Thursday, May 03, 2007

The Thebaid


It's not easy to find even a synopsis of Statius' Thebaid. The epic, in 12 books (same as the Aeneid), tells the story of the Seven Against Thebes (link will bring up something of a summary). The story has its roots in Aeschylus and Sophocles, but is filled to overflowing with Statius' baroque Latin style.

The main plot of the Thebaid derives from Oedipus' curse on his two sons, Eteocles and Polynices, who, after he blinded himself, pushed him aside in order to pursue their own ambitions. The sons initially agreed to share the rule of Thebes by alternating one-year reigns. But Eteocles, the younger, soon broke faith.

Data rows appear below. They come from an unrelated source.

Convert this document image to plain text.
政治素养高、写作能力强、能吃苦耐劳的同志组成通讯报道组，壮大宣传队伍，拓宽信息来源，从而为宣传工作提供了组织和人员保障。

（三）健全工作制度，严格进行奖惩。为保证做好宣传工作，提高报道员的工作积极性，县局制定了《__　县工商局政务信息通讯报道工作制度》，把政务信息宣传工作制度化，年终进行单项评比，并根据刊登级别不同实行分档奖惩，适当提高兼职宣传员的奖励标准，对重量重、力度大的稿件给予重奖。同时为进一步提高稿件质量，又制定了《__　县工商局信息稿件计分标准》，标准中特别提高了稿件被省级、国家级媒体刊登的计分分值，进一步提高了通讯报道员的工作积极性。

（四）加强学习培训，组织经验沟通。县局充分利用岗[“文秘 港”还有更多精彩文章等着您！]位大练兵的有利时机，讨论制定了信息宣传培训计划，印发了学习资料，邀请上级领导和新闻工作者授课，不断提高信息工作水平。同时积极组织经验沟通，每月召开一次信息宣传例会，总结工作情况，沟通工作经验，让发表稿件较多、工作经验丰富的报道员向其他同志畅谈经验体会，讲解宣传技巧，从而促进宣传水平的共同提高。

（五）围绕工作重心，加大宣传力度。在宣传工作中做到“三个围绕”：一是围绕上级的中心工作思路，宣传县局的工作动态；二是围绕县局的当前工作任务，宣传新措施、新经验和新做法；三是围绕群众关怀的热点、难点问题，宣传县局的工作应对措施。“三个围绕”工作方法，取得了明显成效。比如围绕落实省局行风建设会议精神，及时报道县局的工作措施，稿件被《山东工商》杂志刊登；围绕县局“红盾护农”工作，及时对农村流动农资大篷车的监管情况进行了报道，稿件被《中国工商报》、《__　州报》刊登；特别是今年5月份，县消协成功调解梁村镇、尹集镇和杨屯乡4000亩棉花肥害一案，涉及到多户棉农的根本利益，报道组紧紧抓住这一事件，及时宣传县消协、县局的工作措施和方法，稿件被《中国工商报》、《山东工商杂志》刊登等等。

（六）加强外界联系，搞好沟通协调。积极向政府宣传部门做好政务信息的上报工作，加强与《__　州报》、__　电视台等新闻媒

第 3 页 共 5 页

Polynices went to Argos to ask help from its kings, Adrastus I and Amphiaraus. The latter had the celebrated and unusual dual gifts of prophecy and kingliness. On his way back from Argos, Polynices encountered his frail father on the road. The son sought his father's blessing, but received his curse:
This curse I leave you as my last bequest: Never to win by arms your native land, nor return to Argos, but by a kinman's hand to die and slay.
A minor aside: In this scene (from Oedipus at Colonus) with Polynices, Oedipus resembles the way the seer Teiresias had seemed to the pre-blind Oedipus. In Oedipus the King, there is much made of the difference between the kind of prophetic instinct, if that is the word, of the blind Teiresias and the rationative intelligence of Oedipus:
"Come, tell me, where have you proved yourself a seer? Why, when the Sphinx was here, did you say nothing to free the people? Yet the riddle, at least, was not for the first comer to read: there was need of a seer's help, and you were discovered not to have this art, either from birds, or known from some god. But rather I, Oedipus the ignorant, stopped her, having attained the answer through my wit alone, untaught by birds." (Oedipus the King.)

"How terrible it is to have wisdom when it does not benefit those who have it" - Teiresias. (Oedipus the King)
The story of the Seven against Thebes is the endgame of the duel of knowledge and power, fate and freedom, begun with the prophecy given to Laius and Jocasta, the parents of Oedipus. There is no exit, no glimmer of a way out.

Eteocles and Polynices slay one another at Thebes

Of all the poets who could have been cast in the role of "resurrected Christian convert," no one would seem a less promising candidate than Statius. It is a measure of the assurance of Dante as the poet of the era of promise beyond the classical world that he springs (literally) this surprise on Dante the Pilgrim, on Virgil, and on us in Canto 21.